- Born: Philip Marcus Levy 1934 Redcar, Yorkshire, England
- Died: 2011 (aged 76–77)
- Education: University of Leeds; University of Birmingham
- Scientific career
- Fields: Psychology, mathematical psychology
- Workplaces: University of Lancaster
- Thesis: A study of interests: with particular reference to psychometric problems and methods (1960)

= Philip Marcus Levy =

British psychologist (1934–2011)

Philip Marcus Levy (1934 – 2011) was a British psychologist who specialised in the field of mathematical psychology.

==Life==
Phil Levy was born in 1934 in Redcar, North Riding of Yorkshire but grew up in Leeds where he was a pupil at Leeds Grammar School. He took his first degree at the University of Leeds followed by a PhD on discriminant analysis at the University of Birmingham (1960). He stayed at Birmingham, initially as a research fellow and then as lecturer and senior lecturer.

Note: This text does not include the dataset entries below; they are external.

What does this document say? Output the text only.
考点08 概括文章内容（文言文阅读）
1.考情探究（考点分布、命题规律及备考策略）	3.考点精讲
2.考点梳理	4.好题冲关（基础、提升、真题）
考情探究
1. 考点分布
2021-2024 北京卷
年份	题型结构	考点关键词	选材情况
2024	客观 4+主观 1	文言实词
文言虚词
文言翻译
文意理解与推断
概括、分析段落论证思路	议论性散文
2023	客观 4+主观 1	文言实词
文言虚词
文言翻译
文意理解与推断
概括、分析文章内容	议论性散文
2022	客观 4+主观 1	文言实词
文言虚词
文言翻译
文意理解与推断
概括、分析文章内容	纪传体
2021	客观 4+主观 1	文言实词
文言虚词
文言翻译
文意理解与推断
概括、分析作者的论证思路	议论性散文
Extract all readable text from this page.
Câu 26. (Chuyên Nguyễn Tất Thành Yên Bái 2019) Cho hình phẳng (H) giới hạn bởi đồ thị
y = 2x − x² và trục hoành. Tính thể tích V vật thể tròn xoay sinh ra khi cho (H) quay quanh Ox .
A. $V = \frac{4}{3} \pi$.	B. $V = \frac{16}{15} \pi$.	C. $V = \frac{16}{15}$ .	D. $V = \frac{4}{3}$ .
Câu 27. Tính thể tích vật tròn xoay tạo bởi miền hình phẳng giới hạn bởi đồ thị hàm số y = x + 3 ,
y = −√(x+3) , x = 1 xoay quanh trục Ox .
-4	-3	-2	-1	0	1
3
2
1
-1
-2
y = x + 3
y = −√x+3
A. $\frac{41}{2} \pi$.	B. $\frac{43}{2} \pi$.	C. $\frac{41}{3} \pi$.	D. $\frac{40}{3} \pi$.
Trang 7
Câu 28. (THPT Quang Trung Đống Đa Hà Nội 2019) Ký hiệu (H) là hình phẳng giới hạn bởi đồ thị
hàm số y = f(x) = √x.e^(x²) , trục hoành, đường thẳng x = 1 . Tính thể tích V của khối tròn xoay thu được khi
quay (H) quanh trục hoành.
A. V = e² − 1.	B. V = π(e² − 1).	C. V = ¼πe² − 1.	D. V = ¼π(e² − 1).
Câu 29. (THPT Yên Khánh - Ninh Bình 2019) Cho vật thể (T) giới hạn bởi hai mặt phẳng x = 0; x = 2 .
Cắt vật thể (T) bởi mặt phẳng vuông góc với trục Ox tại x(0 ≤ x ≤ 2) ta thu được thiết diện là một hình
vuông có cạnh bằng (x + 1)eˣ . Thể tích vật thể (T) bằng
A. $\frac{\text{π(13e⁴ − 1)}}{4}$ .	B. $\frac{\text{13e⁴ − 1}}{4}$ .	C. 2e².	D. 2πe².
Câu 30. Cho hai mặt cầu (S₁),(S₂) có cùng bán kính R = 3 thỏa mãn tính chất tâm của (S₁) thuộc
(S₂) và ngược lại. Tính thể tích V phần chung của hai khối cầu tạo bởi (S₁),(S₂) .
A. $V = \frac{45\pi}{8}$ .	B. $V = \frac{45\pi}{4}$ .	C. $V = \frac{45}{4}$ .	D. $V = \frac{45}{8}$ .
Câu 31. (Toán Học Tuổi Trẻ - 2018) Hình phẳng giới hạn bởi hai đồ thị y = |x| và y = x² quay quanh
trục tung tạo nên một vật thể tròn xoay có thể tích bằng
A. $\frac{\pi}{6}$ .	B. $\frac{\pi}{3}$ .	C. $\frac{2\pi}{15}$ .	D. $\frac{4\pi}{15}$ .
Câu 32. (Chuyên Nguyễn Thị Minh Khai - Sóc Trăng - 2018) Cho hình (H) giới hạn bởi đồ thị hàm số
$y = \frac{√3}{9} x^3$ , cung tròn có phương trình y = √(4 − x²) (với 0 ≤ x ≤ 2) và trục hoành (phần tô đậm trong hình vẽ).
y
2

He was appointed the first chair in psychology at the University of Lancaster in 1972.

He was active in the British Psychological Society and edited the British Journal of Mathematical and Statistical Psychology. He was elected president of the society in 1978. In his presidential address he called on psychologists to reflect on the assumptions underlying the science. As he said: I feel that we have a simplified view of science, perhaps due - for understandable sociohistorical reasons - for our anxious desire to receive the accolade of being 'scientific' [...] I believe that science is much more a matter of social exchange than many of us are prepared to admit.

==Work==
His expertise was in mathematical and statistical psychology. He was an expert in the construction of tests in education and training.